Ice cold calling is the least effective way to sell. People buy from people they know and like. In fact, 80% of buying decisions are made because the buyer LIKES the sales person, not because the price was the lowest or the product superior. Who likes someone who shows up without an appointment? Who even SEES someone who shows up without an appointment? Building relationships is the key to selling success.
(And FireStar has a sales training seminar designed to teach reps how to do just that.) If you are pressuring your reps to generate call reports rather than helping them close sales, you are micromanaging, not leading. And many reps with good potential will leave.
3.) Good salespeople have to learn to listen effectively. Develop your listening skills and those of your salespeople. More sales are lost by an inability to hear objections, closing signals, questions, and true customer needs than by not making enough cold calls.
4.) Are you giving your reps all the tools you can? Some sales driven companies have the worst marketing programs imaginable. They send out sales reps with no backup. There aren’t effective direct mail pieces to help warm up prospects. There are no newsletters or e-zines to communicate with prospects and to further develop current customers.
There isn’t even a good database to track activity. Companies may sponsor events, but the reps aren’t invited to attend. Effective marketing and an outside salesforce go hand in hand. Expecting a salesforce to do it all is like sending soldiers into battle with no weapons. It won’t win the war, and it will generate one hell of a body count.
5.) Do you treat your reps like the enemy? Believe me, they want to generate sales. They hate ending the day without a success. They dread facing your look of disappointment and the often public humiliation of the sales postings. Are you treating them like your team and coaching them to victory or are you convinced they are a bunch of slackers loafing and goofing off whenever possible? People rise to our expectations of them. What do you expect out of the people you hired? Are you willing to stop micromanaging them and start believing in them?
If you’re a sales manager, I don’t mean to be hard on you – I’m just trying to wake you up to your role as a leader. Your salespeople may be having a difficult time. Coming down hard on them and pressuring them is not the answer if you want to produce results.
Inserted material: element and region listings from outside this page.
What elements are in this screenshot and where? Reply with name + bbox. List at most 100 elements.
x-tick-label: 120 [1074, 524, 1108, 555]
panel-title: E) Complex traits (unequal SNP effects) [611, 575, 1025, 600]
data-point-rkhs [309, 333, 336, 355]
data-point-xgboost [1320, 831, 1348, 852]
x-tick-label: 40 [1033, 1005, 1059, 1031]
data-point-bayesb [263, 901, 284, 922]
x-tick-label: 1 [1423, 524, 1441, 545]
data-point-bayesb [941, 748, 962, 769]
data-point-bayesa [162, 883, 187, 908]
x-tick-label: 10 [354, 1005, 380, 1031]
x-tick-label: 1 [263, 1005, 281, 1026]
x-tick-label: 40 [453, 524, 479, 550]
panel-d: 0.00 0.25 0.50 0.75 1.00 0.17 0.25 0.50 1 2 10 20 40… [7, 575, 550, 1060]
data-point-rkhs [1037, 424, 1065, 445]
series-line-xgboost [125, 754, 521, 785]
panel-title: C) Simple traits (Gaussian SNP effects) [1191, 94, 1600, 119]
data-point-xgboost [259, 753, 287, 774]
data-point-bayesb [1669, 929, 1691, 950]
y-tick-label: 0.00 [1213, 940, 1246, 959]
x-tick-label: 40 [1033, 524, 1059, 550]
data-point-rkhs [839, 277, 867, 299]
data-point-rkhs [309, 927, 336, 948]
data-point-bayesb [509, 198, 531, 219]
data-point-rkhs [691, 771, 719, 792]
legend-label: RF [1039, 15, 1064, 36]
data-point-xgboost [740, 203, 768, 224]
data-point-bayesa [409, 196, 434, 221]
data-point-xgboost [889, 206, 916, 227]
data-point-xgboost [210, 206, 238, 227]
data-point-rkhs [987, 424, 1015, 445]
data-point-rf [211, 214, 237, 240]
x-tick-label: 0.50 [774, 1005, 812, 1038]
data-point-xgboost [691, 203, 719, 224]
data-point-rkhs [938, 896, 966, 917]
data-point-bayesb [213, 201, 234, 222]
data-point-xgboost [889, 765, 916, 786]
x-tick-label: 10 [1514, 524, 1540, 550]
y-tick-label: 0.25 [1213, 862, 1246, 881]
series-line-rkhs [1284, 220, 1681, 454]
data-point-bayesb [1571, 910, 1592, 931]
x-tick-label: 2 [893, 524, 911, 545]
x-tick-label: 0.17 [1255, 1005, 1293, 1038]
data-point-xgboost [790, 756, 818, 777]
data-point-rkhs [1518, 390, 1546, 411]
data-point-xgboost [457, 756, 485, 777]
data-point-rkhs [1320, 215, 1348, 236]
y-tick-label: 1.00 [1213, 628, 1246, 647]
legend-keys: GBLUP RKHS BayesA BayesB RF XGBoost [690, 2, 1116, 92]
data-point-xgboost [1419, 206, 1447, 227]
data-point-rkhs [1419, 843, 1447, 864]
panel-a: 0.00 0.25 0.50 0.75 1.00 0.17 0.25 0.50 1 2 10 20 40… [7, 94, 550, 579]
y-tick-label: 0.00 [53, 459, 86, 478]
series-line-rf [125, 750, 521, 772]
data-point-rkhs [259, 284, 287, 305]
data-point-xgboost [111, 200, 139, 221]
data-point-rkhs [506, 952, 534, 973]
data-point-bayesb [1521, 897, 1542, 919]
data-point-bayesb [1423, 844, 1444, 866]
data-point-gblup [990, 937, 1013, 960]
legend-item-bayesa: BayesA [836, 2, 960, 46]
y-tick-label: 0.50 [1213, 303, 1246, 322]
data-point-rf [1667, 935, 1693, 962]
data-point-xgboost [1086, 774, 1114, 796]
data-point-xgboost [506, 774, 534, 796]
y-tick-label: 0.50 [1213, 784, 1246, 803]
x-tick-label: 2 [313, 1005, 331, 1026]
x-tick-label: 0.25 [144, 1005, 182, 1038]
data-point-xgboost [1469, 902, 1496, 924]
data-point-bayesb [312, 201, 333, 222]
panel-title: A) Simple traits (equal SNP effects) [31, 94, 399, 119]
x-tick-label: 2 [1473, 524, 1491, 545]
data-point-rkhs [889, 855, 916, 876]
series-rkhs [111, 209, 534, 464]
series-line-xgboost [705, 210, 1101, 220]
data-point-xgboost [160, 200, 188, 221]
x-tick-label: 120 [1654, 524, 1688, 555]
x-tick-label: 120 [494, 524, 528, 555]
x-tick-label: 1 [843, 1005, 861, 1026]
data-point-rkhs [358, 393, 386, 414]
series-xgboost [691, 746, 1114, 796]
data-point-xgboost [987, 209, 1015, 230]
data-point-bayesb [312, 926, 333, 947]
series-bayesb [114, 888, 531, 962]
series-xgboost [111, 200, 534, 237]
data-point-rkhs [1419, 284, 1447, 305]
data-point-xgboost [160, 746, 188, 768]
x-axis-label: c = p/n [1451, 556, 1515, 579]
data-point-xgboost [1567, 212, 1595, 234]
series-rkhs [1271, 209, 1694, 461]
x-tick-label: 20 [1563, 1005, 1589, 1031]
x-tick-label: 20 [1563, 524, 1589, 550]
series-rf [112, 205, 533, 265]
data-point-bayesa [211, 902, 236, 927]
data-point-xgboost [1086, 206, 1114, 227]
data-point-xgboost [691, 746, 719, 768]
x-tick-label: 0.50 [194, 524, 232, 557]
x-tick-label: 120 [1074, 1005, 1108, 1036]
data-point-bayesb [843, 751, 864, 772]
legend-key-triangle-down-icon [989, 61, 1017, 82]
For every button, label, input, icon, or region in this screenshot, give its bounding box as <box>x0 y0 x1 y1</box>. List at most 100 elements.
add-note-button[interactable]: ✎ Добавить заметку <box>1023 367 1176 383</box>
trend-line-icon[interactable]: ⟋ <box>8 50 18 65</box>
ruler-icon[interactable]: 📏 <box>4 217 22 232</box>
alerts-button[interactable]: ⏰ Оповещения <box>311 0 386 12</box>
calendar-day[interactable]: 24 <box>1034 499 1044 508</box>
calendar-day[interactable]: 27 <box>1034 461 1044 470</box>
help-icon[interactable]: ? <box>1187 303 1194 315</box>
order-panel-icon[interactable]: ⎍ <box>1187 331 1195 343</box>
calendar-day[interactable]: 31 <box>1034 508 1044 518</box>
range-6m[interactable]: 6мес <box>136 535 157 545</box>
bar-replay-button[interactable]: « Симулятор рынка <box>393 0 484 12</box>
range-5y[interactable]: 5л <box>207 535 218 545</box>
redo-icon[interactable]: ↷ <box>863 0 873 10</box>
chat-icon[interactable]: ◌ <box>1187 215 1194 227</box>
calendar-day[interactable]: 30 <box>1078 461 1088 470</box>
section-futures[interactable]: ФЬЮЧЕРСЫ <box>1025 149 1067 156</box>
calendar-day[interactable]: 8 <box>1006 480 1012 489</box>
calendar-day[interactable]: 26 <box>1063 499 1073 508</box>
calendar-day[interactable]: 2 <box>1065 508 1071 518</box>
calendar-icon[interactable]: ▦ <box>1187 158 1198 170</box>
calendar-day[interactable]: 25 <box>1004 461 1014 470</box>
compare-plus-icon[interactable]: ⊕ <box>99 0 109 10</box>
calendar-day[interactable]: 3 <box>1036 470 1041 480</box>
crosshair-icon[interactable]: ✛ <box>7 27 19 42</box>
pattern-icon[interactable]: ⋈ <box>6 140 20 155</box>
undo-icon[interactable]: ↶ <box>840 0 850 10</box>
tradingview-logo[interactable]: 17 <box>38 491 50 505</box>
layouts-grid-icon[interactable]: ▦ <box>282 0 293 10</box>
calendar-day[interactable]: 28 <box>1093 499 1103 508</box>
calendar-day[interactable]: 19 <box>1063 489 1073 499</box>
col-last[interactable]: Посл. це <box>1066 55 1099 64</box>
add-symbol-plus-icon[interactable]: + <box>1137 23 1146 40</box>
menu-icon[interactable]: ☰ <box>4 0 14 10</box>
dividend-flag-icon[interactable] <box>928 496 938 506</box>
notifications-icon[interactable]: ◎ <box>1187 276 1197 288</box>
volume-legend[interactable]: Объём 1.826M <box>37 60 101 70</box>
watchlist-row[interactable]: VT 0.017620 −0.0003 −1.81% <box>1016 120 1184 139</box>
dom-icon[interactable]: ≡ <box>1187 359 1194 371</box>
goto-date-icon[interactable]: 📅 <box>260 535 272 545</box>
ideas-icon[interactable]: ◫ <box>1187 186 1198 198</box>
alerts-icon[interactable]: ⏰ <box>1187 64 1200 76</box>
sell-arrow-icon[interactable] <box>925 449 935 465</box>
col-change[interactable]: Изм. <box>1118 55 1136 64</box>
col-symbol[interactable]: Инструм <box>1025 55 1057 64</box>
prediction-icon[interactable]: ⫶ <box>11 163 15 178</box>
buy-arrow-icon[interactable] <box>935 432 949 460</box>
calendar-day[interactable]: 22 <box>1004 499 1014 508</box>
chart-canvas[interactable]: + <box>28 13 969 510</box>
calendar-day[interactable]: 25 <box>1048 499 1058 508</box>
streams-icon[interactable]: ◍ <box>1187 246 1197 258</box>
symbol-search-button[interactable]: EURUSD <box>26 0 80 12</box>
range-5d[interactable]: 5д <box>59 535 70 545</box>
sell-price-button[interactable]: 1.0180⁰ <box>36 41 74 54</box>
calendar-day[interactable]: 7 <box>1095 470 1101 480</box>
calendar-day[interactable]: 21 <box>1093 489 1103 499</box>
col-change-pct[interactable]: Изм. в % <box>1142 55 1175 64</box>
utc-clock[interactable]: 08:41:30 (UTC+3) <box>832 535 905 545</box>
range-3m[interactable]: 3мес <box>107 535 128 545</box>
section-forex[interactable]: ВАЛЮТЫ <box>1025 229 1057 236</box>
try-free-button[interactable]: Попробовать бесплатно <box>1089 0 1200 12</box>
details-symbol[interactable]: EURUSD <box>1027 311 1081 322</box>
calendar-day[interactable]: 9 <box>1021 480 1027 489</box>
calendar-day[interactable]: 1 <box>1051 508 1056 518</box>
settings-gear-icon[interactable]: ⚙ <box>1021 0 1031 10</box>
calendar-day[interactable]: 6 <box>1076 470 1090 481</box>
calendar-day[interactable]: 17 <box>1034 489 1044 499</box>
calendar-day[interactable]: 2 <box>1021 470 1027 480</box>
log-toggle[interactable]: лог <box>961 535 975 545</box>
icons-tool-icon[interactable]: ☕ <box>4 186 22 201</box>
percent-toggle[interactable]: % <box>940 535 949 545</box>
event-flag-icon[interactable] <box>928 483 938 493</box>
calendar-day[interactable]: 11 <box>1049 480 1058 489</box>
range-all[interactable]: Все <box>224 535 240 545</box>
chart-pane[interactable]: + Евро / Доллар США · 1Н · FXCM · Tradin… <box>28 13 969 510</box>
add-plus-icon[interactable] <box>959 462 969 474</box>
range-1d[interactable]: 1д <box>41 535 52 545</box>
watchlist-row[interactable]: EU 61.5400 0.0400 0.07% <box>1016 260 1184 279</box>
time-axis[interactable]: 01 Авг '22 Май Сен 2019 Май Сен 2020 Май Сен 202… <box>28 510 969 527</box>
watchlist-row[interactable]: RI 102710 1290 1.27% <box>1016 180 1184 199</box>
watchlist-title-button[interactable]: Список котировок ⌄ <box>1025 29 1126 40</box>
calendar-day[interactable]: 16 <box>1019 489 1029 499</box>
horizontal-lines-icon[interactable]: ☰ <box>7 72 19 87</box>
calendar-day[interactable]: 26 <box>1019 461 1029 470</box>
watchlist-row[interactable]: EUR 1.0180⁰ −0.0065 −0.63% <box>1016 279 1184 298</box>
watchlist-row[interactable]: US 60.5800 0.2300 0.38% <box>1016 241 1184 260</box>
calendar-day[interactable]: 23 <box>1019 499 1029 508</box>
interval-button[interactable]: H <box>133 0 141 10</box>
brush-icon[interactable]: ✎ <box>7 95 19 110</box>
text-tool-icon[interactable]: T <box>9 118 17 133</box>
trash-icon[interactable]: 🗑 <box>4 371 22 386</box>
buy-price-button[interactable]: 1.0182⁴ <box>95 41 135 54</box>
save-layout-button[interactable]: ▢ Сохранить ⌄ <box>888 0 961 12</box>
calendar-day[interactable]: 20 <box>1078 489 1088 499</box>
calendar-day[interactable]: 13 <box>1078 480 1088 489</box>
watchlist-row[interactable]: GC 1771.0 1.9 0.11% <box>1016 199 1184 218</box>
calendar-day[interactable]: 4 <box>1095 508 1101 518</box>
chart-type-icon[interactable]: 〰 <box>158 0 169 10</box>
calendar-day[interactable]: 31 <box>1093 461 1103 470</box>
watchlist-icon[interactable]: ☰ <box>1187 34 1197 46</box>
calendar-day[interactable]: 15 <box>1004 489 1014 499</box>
I also know that that is exactly what is being done to many of you, you are merely passing it on. But does it work on you? Does it inspire you to be creative and produce your best work ? Are you happy to come to work in the morning and do you look forward to finding out what you can make happen that day?
Everyone wants to feel appreciated and believed in. I bet you’re already giving 110% and working extra hours. You want to impress the boss, not feel like you have to avoid the boss. You’d like nothing better if the boss would stop you in the hall and tell you he appreciates all the hard work you’re doing.
Support your people. Believe in them. Give them the information, marketing materials, and training they need to do their jobs. Remember it’s your job as leader to see that they succeed. They are your team, not your enemies.
Feel free to pass this article on to YOUR boss – even the best leaders sometimes forget.